People take shelter near the All Saints Church in Juba, South Sudan, on Tuesday. Embassies and aid organizations in South Sudan were trying to evacuate staff from the capital, Juba, on Tuesday as a precarious calm settled over the city following several days of deadly clashes. (AP Photo)

U.S. troops deployed at American embassy in South Sudan

  • By Wire Service
  • Wednesday, July 13, 2016 10:00am
  • Local News

By Thomas Gibbons-Neff

The Washington Post

The United States has sent an additional 40 troops to help protect the American embassy in South Sudan, just days after a spat of fighting killed hundreds in the country’s capital.

The troops, likely a contingent from the U.S. Marine Corps’ crisis-response force based out of Morón, Spain, deployed Tuesday to bolster security and help with the departure of the embassy’s “non-essential personnel.” A statement put out by the embassy Tuesday made sure to clarify that the facility is not evacuating.

Chuck Prichard, a spokesman for the U.S. military’s Africa Command, would not comment on the makeup of the troop detachment for operational security reasons.

Last week, fighting between troops loyal to South Sudan’s president and its vice president spilled into the streets of Juba, South Sudan’s capital. Hundreds were reportedly killed and many fled to nearby United Nations camps, some of which came under mortar and machine-gun fire by Sudanese forces.

U.N. Secretary General Ban Ki-Moon said he was “appalled” at the recent attacks on U.N. personnel and condemned the killing of two Chinese peacekeepers and one U.N. staff member.

“Let me underscore, again, to all those leading and perpetrating these hostilities that acts of violence perpetrated against civilians and United Nations and humanitarian personnel, assets and premises may constitute a war crime,” Ban Ki-Moon said during a Monday news conference.

On Monday, the opposing forces declared a tenuous cease-fire that has held into the week.
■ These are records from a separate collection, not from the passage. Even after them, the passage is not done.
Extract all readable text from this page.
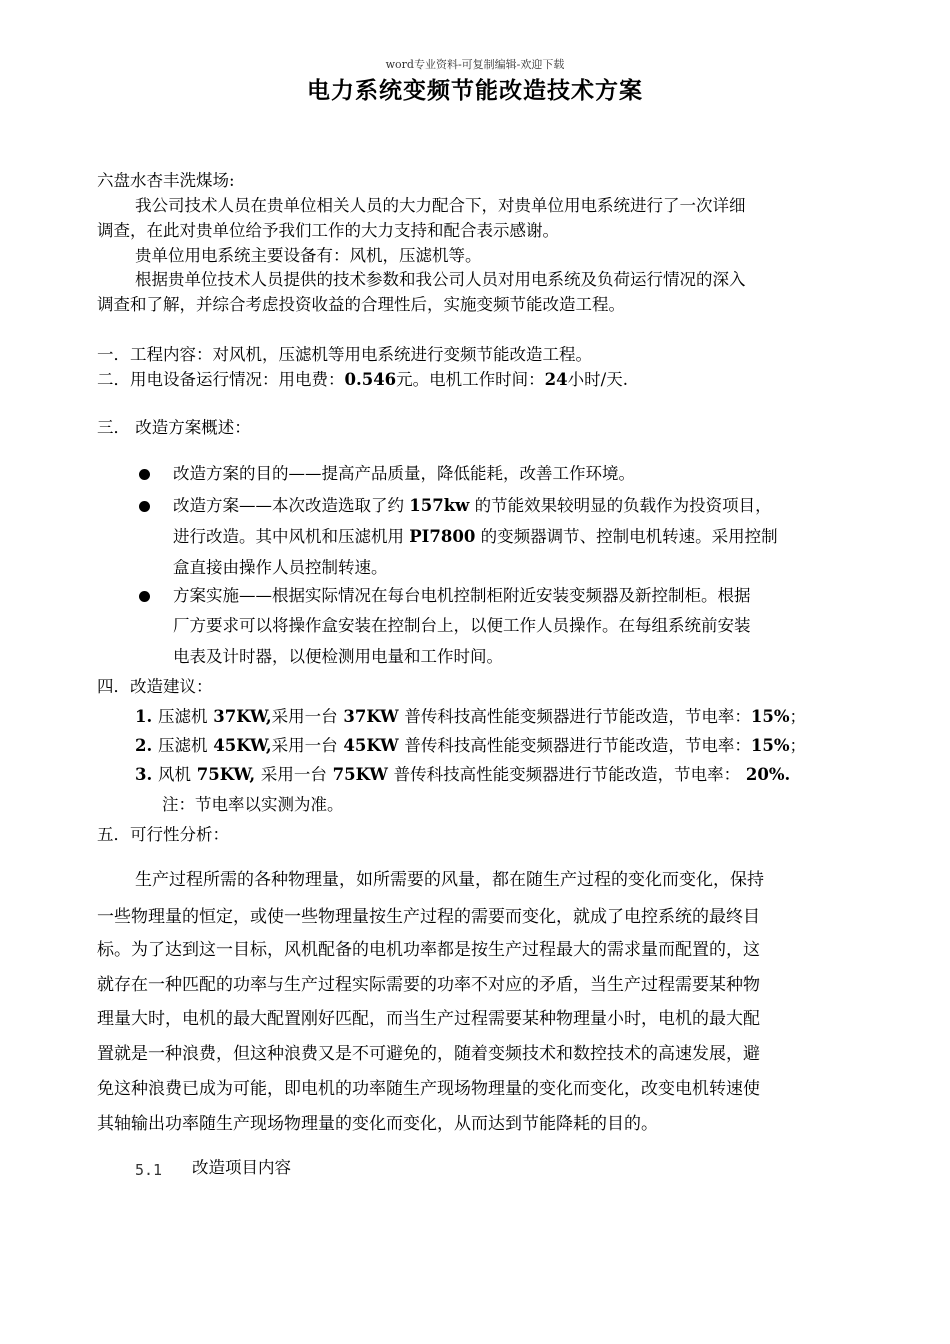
word专业资料-可复制编辑-欢迎下载
电力系统变频节能改造技术方案
六盘水杏丰洗煤场:
我公司技术人员在贵单位相关人员的大力配合下，对贵单位用电系统进行了一次详细
调查，在此对贵单位给予我们工作的大力支持和配合表示感谢。
贵单位用电系统主要设备有：风机，压滤机等。
根据贵单位技术人员提供的技术参数和我公司人员对用电系统及负荷运行情况的深入
调查和了解，并综合考虑投资收益的合理性后，实施变频节能改造工程。
一．工程内容：对风机，压滤机等用电系统进行变频节能改造工程。
二．用电设备运行情况：用电费：0.546元。电机工作时间：24小时/天.
三． 改造方案概述：
改造方案的目的——提高产品质量，降低能耗，改善工作环境。
改造方案——本次改造选取了约 157kw 的节能效果较明显的负载作为投资项目，
进行改造。其中风机和压滤机用 PI7800 的变频器调节、控制电机转速。采用控制
盒直接由操作人员控制转速。
方案实施——根据实际情况在每台电机控制柜附近安装变频器及新控制柜。根据
厂方要求可以将操作盒安装在控制台上，以便工作人员操作。在每组系统前安装
电表及计时器，以便检测用电量和工作时间。
四．改造建议：
1. 压滤机 37KW,采用一台 37KW 普传科技高性能变频器进行节能改造，节电率：15%；
2. 压滤机 45KW,采用一台 45KW 普传科技高性能变频器进行节能改造，节电率：15%；
3. 风机 75KW, 采用一台 75KW 普传科技高性能变频器进行节能改造，节电率： 20%.
注：节电率以实测为准。
五．可行性分析：
生产过程所需的各种物理量，如所需要的风量，都在随生产过程的变化而变化，保持
一些物理量的恒定，或使一些物理量按生产过程的需要而变化，就成了电控系统的最终目
标。为了达到这一目标，风机配备的电机功率都是按生产过程最大的需求量而配置的，这
就存在一种匹配的功率与生产过程实际需要的功率不对应的矛盾，当生产过程需要某种物
理量大时，电机的最大配置刚好匹配，而当生产过程需要某种物理量小时，电机的最大配
置就是一种浪费，但这种浪费又是不可避免的，随着变频技术和数控技术的高速发展，避
免这种浪费已成为可能，即电机的功率随生产现场物理量的变化而变化，改变电机转速使
其轴输出功率随生产现场物理量的变化而变化，从而达到节能降耗的目的。
5.1 改造项目内容
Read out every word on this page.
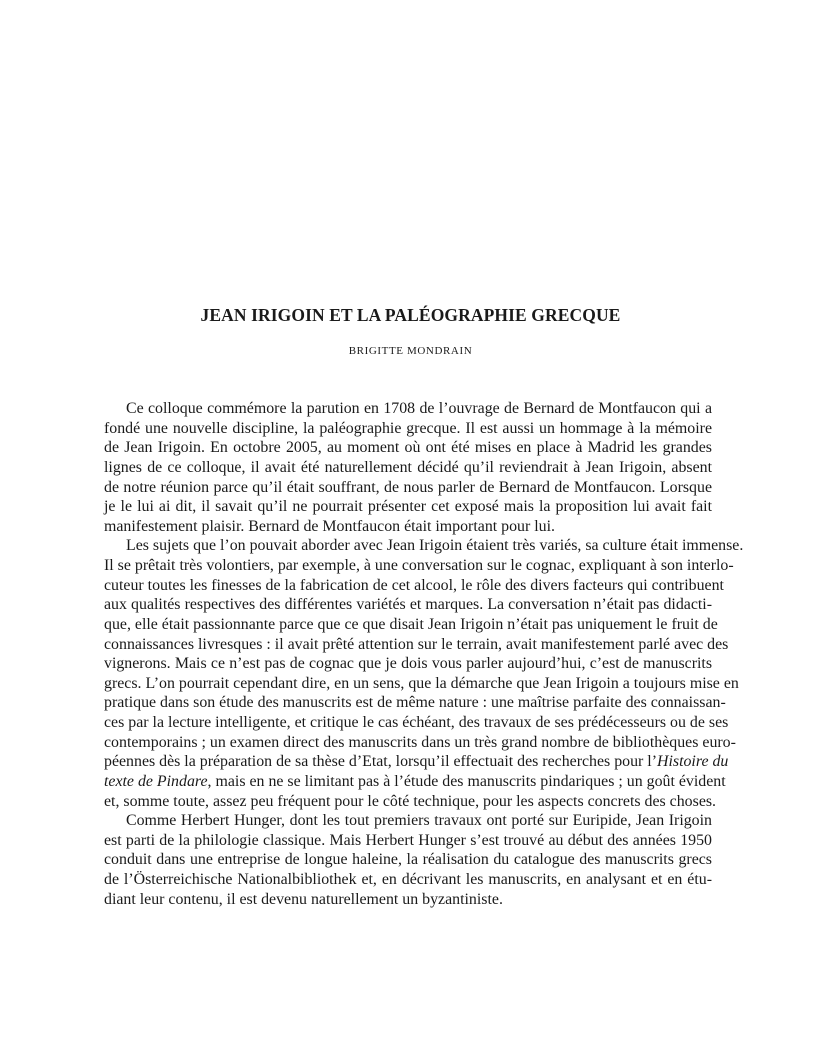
JEAN IRIGOIN ET LA PALÉOGRAPHIE GRECQUE
BRIGITTE MONDRAIN

Ce colloque commémore la parution en 1708 de l’ouvrage de Bernard de Montfaucon qui a
fondé une nouvelle discipline, la paléographie grecque. Il est aussi un hommage à la mémoire
de Jean Irigoin. En octobre 2005, au moment où ont été mises en place à Madrid les grandes
lignes de ce colloque, il avait été naturellement décidé qu’il reviendrait à Jean Irigoin, absent
de notre réunion parce qu’il était souffrant, de nous parler de Bernard de Montfaucon. Lorsque
je le lui ai dit, il savait qu’il ne pourrait présenter cet exposé mais la proposition lui avait fait
manifestement plaisir. Bernard de Montfaucon était important pour lui.

Les sujets que l’on pouvait aborder avec Jean Irigoin étaient très variés, sa culture était immense.
Il se prêtait très volontiers, par exemple, à une conversation sur le cognac, expliquant à son interlo-
cuteur toutes les finesses de la fabrication de cet alcool, le rôle des divers facteurs qui contribuent
aux qualités respectives des différentes variétés et marques. La conversation n’était pas didacti-
que, elle était passionnante parce que ce que disait Jean Irigoin n’était pas uniquement le fruit de
connaissances livresques : il avait prêté attention sur le terrain, avait manifestement parlé avec des
vignerons. Mais ce n’est pas de cognac que je dois vous parler aujourd’hui, c’est de manuscrits
grecs. L’on pourrait cependant dire, en un sens, que la démarche que Jean Irigoin a toujours mise en
pratique dans son étude des manuscrits est de même nature : une maîtrise parfaite des connaissan-
ces par la lecture intelligente, et critique le cas échéant, des travaux de ses prédécesseurs ou de ses
contemporains ; un examen direct des manuscrits dans un très grand nombre de bibliothèques euro-
péennes dès la préparation de sa thèse d’Etat, lorsqu’il effectuait des recherches pour l’Histoire du
texte de Pindare, mais en ne se limitant pas à l’étude des manuscrits pindariques ; un goût évident
et, somme toute, assez peu fréquent pour le côté technique, pour les aspects concrets des choses.

Comme Herbert Hunger, dont les tout premiers travaux ont porté sur Euripide, Jean Irigoin
est parti de la philologie classique. Mais Herbert Hunger s’est trouvé au début des années 1950
conduit dans une entreprise de longue haleine, la réalisation du catalogue des manuscrits grecs
de l’Österreichische Nationalbibliothek et, en décrivant les manuscrits, en analysant et en étu-
diant leur contenu, il est devenu naturellement un byzantiniste.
The world’s newest country, South Sudan was founded in 2011. Two years later, it erupted into a civil war that has since killed tens of thousands and displaced thousands more.

Tuesday’s troop deployment to South Sudan is not the first time U.S. service members have been called to help their fellow citizens in the the war-riddled country. In 2014, U.S. Marines flew from their base in Spain and Entebbe, Uganda, with KC-130 and MV-22 transport aircraft to help with the evacuation of roughly 20 people from the American embassy. A year earlier, a flight of Air Force CV-22 Ospreys loaded with U.S. Navy SEALs came under fire while trying to evacuate U.S. citizens from a U.N. camp in Bor, South Sudan. A number of SEALs were wounded when Kalashnikov and heavy machine gun fire tore through the aircrafts’ fuselages.